You can see a plot of these constraints including the direction of the inequality in fig:shaded-lp-eg. The shaded region R is the area remaining after removing the regions excluded by all the constraints. The \( x, y \) values which give the optimum value of \( C \) lies within this area.

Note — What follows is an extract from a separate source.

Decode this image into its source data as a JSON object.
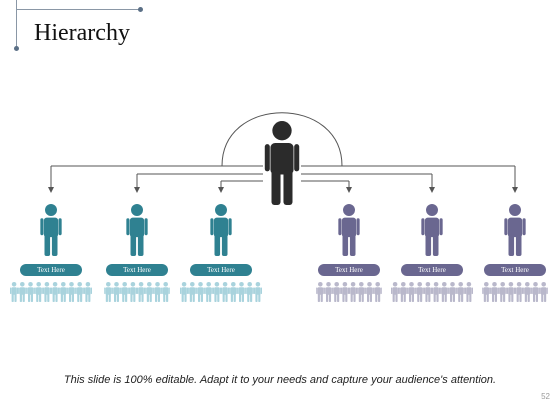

Now we can either find the intersection points between constraints forming the line \( R \) and exhaustively calculate \( C \) for each of them to get the point which minimises cost, or we can plot the cost-line. The latter approach has us draw a straight matching the formula of the cost equation \( y = - \frac{2}{5} x \). We intend to vary the value of \( C \) so we can disregard it while plotting this line. Our goal is to minimise \( C \) so we take an outline of this line and drag it downwards, recording where the cost-line last touches \( R \), that is the point that minimises cost.

\begin{figure}
  \centering
  \begin{tikzpicture}
    \def\width{10}
    \def\height{15}
    \begin{axis}[xmin=0, ymin=0, domain=0:\width, xmax=\width, ymax=\height,
		 axis lines=left, xlabel=\( x \), ylabel=\( y \)]
      \addplot[black, ultra thick, mark=none, forget plot] coordinates {(0, \height) (0, 0)};
      \addplot[black, ultra thick, mark=none, forget plot] coordinates {(\width, 0) (0, 0)};

      \addplot[blue, forget plot] {12 - x};
      \addplot[red, forget plot] {2 * x};
      \addplot[magenta, forget plot] {7/2};
      \addplot[green, forget plot] {- 3 * x + 15};

      \addplot[black, ultra thick] {7 - 2 * x / 5};
      \addlegendentry{\( C = 2x + 5y \)}
      \draw [->, black, ultra thick] (5, {7 - 2 * 5 / 5}) -- (5 - 0.1, {7 - ((2 - 0.1) * 5 / 5) - 1.2});

      \node at (4.1,7) {R};
      \node [draw, circle] at ({(15 - (7 / 2)) / 3}, 7 / 2) {Z};
    \end{axis}
  \end{tikzpicture}
  \caption{Variant of \autoref{fig:shaded-lp-eg} with the shading removed and the
cost-line drawn on with an initial cost of 7.
The point \( Z \) is marked as the point where the cost is minimised.}
  \label{fig:shaded-lp-fit-line}
\end{figure}

In figure fig:shaded-lp-fit-line you can see fig:shaded-lp-eg with the cost-line and direction you need to travel to minimise cost drawn on. If you travel along the cost-line the last corner of the region \( R \) that you'll meet is \( Z \). This is the point that minimises the cost.